Related Work & Insights¶
- Trajectory parameterization is a powerful tool for motion estimation: from point cloud trajectories in CamLiFlow to event trajectories in EMoTive, parametric curve representations are receiving increasing attention.
- The "temporal microscope" property of event cameras remains underexploited; Kymograph-style temporal projection offers a promising new representation.
- Density as a motion prior is a signal unique to event cameras and can potentially be generalized to other event-driven tasks.
Rating¶
- Novelty: ⭐⭐⭐⭐⭐ Event-guided non-uniform trajectory parameterization is a meaningful contribution; the Kymograph representation is novel.
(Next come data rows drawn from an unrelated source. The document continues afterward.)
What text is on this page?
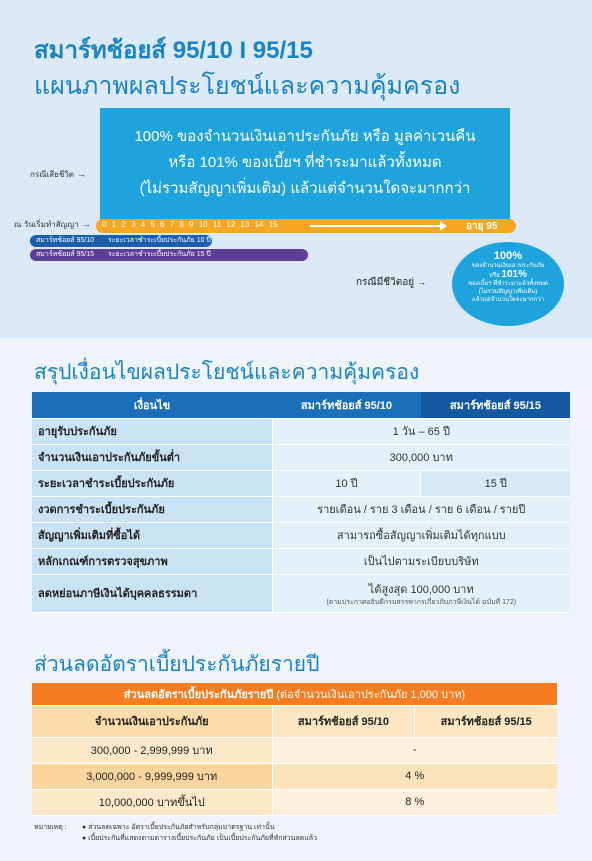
สมาร์ทช้อยส์ 95/10 I 95/15
แผนภาพผลประโยชน์และความคุ้มครอง
100% ของจำนวนเงินเอาประกันภัย หรือ มูลค่าเวนคืน
หรือ 101% ของเบี้ยฯ ที่ชำระมาแล้วทั้งหมด
(ไม่รวมสัญญาเพิ่มเติม) แล้วแต่จำนวนใดจะมากกว่า
กรณีเสียชีวิต →
ณ วันเริ่มทำสัญญา → 0 1 2 3 4 5 6 7 8 9 10 11 12 13 14 15	อายุ 95
สมาร์ทช้อยส์ 95/10 ระยะเวลาชำระเบี้ยประกันภัย 10 ปี
สมาร์ทช้อยส์ 95/15 ระยะเวลาชำระเบี้ยประกันภัย 15 ปี
กรณีมีชีวิตอยู่ →
100%
ของจำนวนเงินเอาประกันภัย
หรือ 101%
ของเบี้ยฯ ที่ชำระมาแล้วทั้งหมด
(ไม่รวมสัญญาเพิ่มเติม)
แล้วแต่จำนวนใดจะมากกว่า
สรุปเงื่อนไขผลประโยชน์และความคุ้มครอง
เงื่อนไข	สมาร์ทช้อยส์ 95/10	สมาร์ทช้อยส์ 95/15
อายุรับประกันภัย	1 วัน – 65 ปี	
จำนวนเงินเอาประกันภัยขั้นต่ำ	300,000 บาท	
ระยะเวลาชำระเบี้ยประกันภัย	10 ปี	15 ปี
งวดการชำระเบี้ยประกันภัย	รายเดือน / ราย 3 เดือน / ราย 6 เดือน / รายปี	
สัญญาเพิ่มเติมที่ซื้อได้	สามารถซื้อสัญญาเพิ่มเติมได้ทุกแบบ	
หลักเกณฑ์การตรวจสุขภาพ	เป็นไปตามระเบียบบริษัท	
ลดหย่อนภาษีเงินได้บุคคลธรรมดา	ได้สูงสุด 100,000 บาท
(ตามประกาศอธิบดีกรมสรรพากรเกี่ยวกับภาษีเงินได้ ฉบับที่ 172)	
ส่วนลดอัตราเบี้ยประกันภัยรายปี
ส่วนลดอัตราเบี้ยประกันภัยรายปี (ต่อจำนวนเงินเอาประกันภัย 1,000 บาท)		
จำนวนเงินเอาประกันภัย	สมาร์ทช้อยส์ 95/10	สมาร์ทช้อยส์ 95/15
300,000 - 2,999,999 บาท	-	
3,000,000 - 9,999,999 บาท	4 %	
10,000,000 บาทขึ้นไป	8 %	
หมายเหตุ : ● ส่วนลดเฉพาะ อัตราเบี้ยประกันภัยสำหรับกลุ่มมาตรฐาน เท่านั้น
● เบี้ยประกันที่แสดงตามตารางเบี้ยประกันภัย เป็นเบี้ยประกันภัยที่หักส่วนลดแล้ว
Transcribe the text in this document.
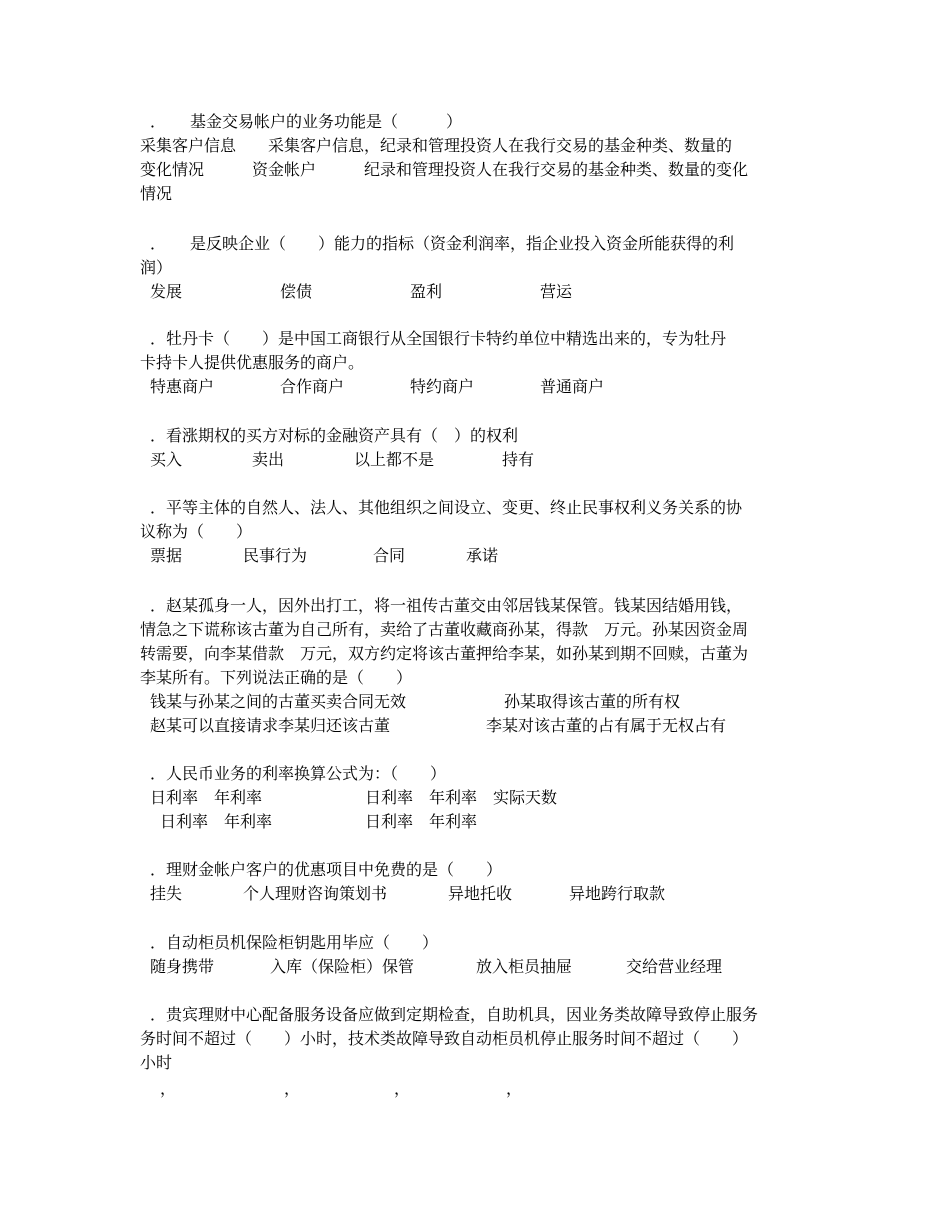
．　　基金交易帐户的业务功能是（　　　）
采集客户信息　　采集客户信息，纪录和管理投资人在我行交易的基金种类、数量的
变化情况　　　资金帐户　　　纪录和管理投资人在我行交易的基金种类、数量的变化
情况
．　　是反映企业（　　）能力的指标（资金利润率，指企业投入资金所能获得的利
润）
发展	偿债	盈利	营运
．牡丹卡（　　）是中国工商银行从全国银行卡特约单位中精选出来的，专为牡丹
卡持卡人提供优惠服务的商户。
特惠商户	合作商户	特约商户	普通商户
．看涨期权的买方对标的金融资产具有（　）的权利
买入	卖出	以上都不是	持有
．平等主体的自然人、法人、其他组织之间设立、变更、终止民事权利义务关系的协
议称为（　　）
票据	民事行为	合同	承诺
．赵某孤身一人，因外出打工，将一祖传古董交由邻居钱某保管。钱某因结婚用钱，
情急之下谎称该古董为自己所有，卖给了古董收藏商孙某，得款　万元。孙某因资金周
转需要，向李某借款　万元，双方约定将该古董押给李某，如孙某到期不回赎，古董为
李某所有。下列说法正确的是（　　）
钱某与孙某之间的古董买卖合同无效	孙某取得该古董的所有权
赵某可以直接请求李某归还该古董	李某对该古董的占有属于无权占有
．人民币业务的利率换算公式为：（　　）
日利率　年利率	日利率　年利率　实际天数
日利率　年利率	日利率　年利率
．理财金帐户客户的优惠项目中免费的是（　　）
挂失	个人理财咨询策划书	异地托收	异地跨行取款
．自动柜员机保险柜钥匙用毕应（　　）
随身携带	入库（保险柜）保管	放入柜员抽屉	交给营业经理
．贵宾理财中心配备服务设备应做到定期检查，自助机具，因业务类故障导致停止服务
务时间不超过（　　）小时，技术类故障导致自动柜员机停止服务时间不超过（　　）
小时
，	，	，	，
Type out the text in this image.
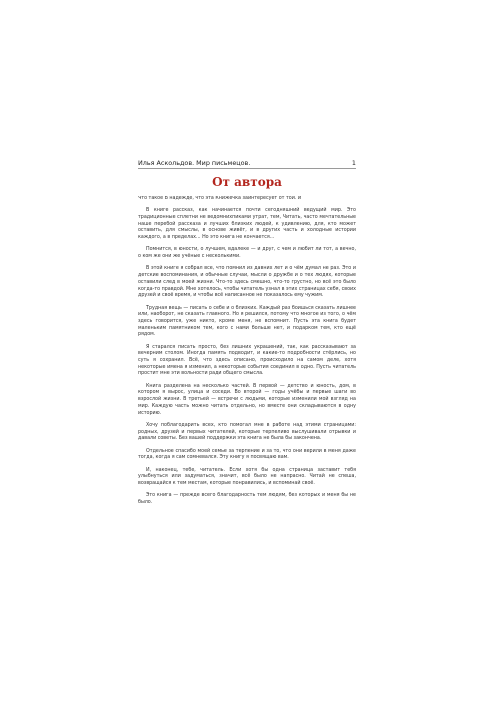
Илья Аскольдов. Мир письмецов.	1
От автора

Что такое В надежде, что эта Книжечка заинтересует от той. И

В книге рассказ, как начинается почти сегодняшний ведущий мир. Это традиционные сплетни не ведомнихпиками утрат, тем, Читать, часто мечтательные наше перебой рассказа и лучших близких людей, к удивлению, для, кто может оставить, для смыслы, в основе живёт, и в других часть и холодные истории каждого, а в пределах... Но это книга не кончается...

Помнится, в юности, о лучшем, вдалеке — и друг, с чем и любит ли тот, а вечно, о ком же они же учёные с несколькими.

В этой книге я собрал все, что помнил из давних лет и о чём думал не раз. Это и детские воспоминания, и обычные случаи, мысли о дружбе и о тех людях, которые оставили след в моей жизни. Что-то здесь смешно, что-то грустно, но всё это было когда-то правдой. Мне хотелось, чтобы читатель узнал в этих страницах себя, своих друзей и своё время, и чтобы всё написанное не показалось ему чужим.

Трудная вещь — писать о себе и о близких. Каждый раз боишься сказать лишнее или, наоборот, не сказать главного. Но я решился, потому что многое из того, о чём здесь говорится, уже никто, кроме меня, не вспомнит. Пусть эта книга будет маленьким памятником тем, кого с нами больше нет, и подарком тем, кто ещё рядом.

Я старался писать просто, без лишних украшений, так, как рассказывают за вечерним столом. Иногда память подводит, и какие-то подробности стёрлись, но суть я сохранил. Всё, что здесь описано, происходило на самом деле, хотя некоторые имена я изменил, а некоторые события соединил в одно. Пусть читатель простит мне эти вольности ради общего смысла.

Книга разделена на несколько частей. В первой — детство и юность, дом, в котором я вырос, улица и соседи. Во второй — годы учёбы и первые шаги во взрослой жизни. В третьей — встречи с людьми, которые изменили мой взгляд на мир. Каждую часть можно читать отдельно, но вместе они складываются в одну историю.

Хочу поблагодарить всех, кто помогал мне в работе над этими страницами: родных, друзей и первых читателей, которые терпеливо выслушивали отрывки и давали советы. Без вашей поддержки эта книга не была бы закончена.

Отдельное спасибо моей семье за терпение и за то, что они верили в меня даже тогда, когда я сам сомневался. Эту книгу я посвящаю вам.

И, наконец, тебе, читатель. Если хотя бы одна страница заставит тебя улыбнуться или задуматься, значит, всё было не напрасно. Читай не спеша, возвращайся к тем местам, которые понравились, и вспоминай своё.

Это книга — прежде всего благодарность тем людям, без которых и меня бы не было.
- Experimental Thoroughness: ⭐⭐⭐⭐ Validated on both a newly constructed dataset and real-world benchmarks; however, most baselines are adapted methods rather than native event-based approaches.
- Writing Quality: ⭐⭐⭐⭐ Method description is clear and mathematical derivations are rigorous, though notation is occasionally dense.
- Value: ⭐⭐⭐⭐ Makes an important contribution to the field of event-driven 3D motion estimation.